The summer ever-so-effortlessly turned to fall, my motivation to finish the project increased, but it was not always so easy. It’s hard to find time when school takes the first priority, and several perfect days were spent inside studying. With a difficult math exam looming and winter coming soon, the pressure began to build to finish it before the snow started flying. Fall is so fleeting and there are still so many other places for me to spend time looking, and to keep pushing things forward. I knew El Dakota was not the next big thing. The rock quality is wildly variable at best. Most who have visited have not returned. It is a small area. There isn’t “endless potential” or the “best rock I’ve ever seen”. But I have a vision for what I want climbing to be for me. I’m looking for solitude, adventure, good rock, big lines, first ascents, and wild places. It fit the bill so perfectly I had to give it a serious effort. It was a big commitment, one I feared would be over before I knew it if the snow came too soon. Thankfully the stable weather held, giving me numerous clear days to put in the work necessary for such a line. All the while the aspens put on a brilliant display, tinged with red.
Eventually winter started to call, and there were less leaves on the trees than on the ground. It was time to push hard to the finish.
Oct 31st: Fall was starting to slip away and I went to the mountain alone. Much of the dirt road was covered in snow which made the going slow. Two moose crossed the road in front of me. It took two 40 minute trips up the 1,000 ft trudge with three pads both times to even give myself a chance to try and it still wasn’t enough. It was an exhaustive effort that took a lot of energy out of me. I probably rapped down the top five times to clean it properly and figure out a reasonable sequence that brought the difficulty down to 5.10 or so. There was a fear I may pull off a loose block and I had no interest doing the 25+ft topout slab if I wasn’t sure I could climb it as safely as possible. I was a little nervous being up there on a rope looking down, knowing that if I really wanted to do this thing I would have to be up there ropeless. The clouds gathered and a large animal moved about in the woods below that I heard but never saw. I yelled out but the sound was gone. The wind picked up, the sky darkened, and I was alone. I went home as the project loomed large in my mind.
Nov 2nd: I finally got the day I was looking for. Wendy and Collin decided to join me and it was great to have them there for support. We arrived late in the night and camped on the edge of a now leafless aspen grove. A million stars hung in the dark sky. The morning was brisk and the wind was sharp. Perfect conditions. Motivation was high. I rapped down the top once again and climbed the slab easily on a rope. Knowing for the first time that the door had truly opened. I sat down and settled my mind. I entered a zone of total and complete focus, and fired it first try. The tall slab, to which I had devoted much nervous energy fretting over went totally smoothly as my drive and focus to complete the line superseded any and all worries.

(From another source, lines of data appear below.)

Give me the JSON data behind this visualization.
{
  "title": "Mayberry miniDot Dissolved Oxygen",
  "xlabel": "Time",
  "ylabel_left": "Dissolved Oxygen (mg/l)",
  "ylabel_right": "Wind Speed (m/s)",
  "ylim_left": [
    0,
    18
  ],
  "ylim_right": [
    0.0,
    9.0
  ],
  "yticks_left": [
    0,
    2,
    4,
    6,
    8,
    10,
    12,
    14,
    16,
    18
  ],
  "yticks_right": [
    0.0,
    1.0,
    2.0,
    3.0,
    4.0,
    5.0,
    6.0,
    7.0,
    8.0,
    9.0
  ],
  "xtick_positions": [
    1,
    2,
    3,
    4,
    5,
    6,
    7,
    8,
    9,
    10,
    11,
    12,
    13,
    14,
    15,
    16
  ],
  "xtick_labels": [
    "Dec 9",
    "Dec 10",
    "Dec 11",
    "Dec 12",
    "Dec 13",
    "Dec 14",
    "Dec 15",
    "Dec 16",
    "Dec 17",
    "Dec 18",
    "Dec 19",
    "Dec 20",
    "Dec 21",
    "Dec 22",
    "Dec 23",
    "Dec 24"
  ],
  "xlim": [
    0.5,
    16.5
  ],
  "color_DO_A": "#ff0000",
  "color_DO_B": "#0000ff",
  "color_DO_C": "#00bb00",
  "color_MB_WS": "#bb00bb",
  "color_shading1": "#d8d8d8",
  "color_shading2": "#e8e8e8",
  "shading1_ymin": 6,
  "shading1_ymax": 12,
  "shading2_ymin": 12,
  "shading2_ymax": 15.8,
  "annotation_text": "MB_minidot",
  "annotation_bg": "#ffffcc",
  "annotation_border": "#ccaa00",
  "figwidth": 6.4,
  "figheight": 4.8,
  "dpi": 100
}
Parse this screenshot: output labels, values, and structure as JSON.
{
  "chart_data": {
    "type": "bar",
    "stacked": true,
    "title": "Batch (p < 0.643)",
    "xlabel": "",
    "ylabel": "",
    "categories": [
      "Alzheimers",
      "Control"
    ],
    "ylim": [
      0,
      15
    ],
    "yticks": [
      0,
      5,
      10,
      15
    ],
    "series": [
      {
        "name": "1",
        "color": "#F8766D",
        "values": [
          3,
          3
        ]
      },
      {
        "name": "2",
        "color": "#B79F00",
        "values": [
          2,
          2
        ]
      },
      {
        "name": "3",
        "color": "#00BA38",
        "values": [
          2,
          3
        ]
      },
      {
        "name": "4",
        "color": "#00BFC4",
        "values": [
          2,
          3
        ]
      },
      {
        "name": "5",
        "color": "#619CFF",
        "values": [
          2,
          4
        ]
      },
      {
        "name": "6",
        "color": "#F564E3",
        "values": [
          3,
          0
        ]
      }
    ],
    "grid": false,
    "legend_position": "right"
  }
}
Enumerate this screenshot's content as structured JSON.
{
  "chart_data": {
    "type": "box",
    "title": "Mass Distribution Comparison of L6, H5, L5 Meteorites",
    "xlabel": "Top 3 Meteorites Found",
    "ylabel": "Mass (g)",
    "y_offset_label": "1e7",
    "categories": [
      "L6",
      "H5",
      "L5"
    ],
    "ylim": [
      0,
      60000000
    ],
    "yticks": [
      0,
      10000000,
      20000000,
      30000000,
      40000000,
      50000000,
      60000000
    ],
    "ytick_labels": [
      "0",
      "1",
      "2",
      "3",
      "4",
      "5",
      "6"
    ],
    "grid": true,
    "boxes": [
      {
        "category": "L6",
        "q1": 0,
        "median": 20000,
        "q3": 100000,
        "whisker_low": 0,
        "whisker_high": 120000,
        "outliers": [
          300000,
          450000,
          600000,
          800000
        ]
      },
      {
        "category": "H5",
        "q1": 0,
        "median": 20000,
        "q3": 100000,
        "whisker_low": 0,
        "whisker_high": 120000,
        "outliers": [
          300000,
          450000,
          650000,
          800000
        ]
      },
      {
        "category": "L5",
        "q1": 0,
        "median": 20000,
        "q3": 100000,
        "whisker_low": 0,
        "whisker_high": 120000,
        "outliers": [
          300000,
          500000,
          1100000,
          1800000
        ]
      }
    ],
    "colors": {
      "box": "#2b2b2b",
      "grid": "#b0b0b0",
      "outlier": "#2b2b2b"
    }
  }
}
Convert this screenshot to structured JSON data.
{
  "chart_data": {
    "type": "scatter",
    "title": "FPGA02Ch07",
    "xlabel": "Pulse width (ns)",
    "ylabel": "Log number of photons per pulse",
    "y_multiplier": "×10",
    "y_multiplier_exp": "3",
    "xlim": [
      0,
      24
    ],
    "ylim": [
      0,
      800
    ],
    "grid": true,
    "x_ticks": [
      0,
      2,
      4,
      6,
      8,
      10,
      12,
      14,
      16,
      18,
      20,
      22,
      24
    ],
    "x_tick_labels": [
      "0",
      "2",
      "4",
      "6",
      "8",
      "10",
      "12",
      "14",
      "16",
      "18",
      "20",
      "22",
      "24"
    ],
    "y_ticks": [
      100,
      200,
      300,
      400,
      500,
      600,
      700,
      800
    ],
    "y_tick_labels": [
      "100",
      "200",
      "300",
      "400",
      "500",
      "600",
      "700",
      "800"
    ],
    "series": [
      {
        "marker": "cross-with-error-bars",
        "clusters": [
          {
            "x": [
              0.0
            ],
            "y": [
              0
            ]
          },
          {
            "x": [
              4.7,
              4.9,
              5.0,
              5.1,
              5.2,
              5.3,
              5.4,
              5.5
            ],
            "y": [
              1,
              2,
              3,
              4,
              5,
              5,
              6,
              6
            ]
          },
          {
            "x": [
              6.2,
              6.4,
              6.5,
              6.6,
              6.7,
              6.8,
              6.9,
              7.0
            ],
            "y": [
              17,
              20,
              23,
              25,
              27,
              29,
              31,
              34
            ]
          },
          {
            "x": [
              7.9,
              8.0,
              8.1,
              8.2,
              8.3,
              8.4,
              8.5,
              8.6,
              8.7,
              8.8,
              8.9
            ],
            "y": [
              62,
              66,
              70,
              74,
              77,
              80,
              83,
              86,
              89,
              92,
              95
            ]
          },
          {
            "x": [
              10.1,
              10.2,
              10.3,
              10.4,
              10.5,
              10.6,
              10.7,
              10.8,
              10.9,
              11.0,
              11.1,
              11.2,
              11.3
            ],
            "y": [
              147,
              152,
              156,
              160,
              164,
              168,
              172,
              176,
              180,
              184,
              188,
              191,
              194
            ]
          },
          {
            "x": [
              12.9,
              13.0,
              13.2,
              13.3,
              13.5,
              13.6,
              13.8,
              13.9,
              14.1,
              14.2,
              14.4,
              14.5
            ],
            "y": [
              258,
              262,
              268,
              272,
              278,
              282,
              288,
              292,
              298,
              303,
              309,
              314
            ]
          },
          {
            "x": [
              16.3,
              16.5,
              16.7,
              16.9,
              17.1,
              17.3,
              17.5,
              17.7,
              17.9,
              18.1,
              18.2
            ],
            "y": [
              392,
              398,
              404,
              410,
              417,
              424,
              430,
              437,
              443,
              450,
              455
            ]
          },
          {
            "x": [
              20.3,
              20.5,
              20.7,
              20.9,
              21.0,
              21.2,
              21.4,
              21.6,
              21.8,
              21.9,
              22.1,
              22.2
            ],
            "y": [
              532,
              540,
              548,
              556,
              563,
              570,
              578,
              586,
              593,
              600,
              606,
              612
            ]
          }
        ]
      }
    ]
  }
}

I may never climb a better first ascent. I may never have time to devote to such an endeavor again. I hope that is not the case, but real life responsibilities are slowly mounting. It’s a choice I’ve made and am happy about, but it’s nice to stop and enjoy the rewards of all the hard work. As a good friend once said, “That’s why we do it!”
As I celebrated on top, two hunters came running over to see what all the racket was about. “What did you kill?” “Nothing” I said, but in my head I yelled “MY PROJECT!”. They were kind and I apologized for the noise I had made. I was elated to have finished it. It was a perfect end to a long and difficult struggle. We hiked out as snow blew through the air and the wind whipped across the open fields, and I had snagged the best first ascent of my life, The Hunter V12.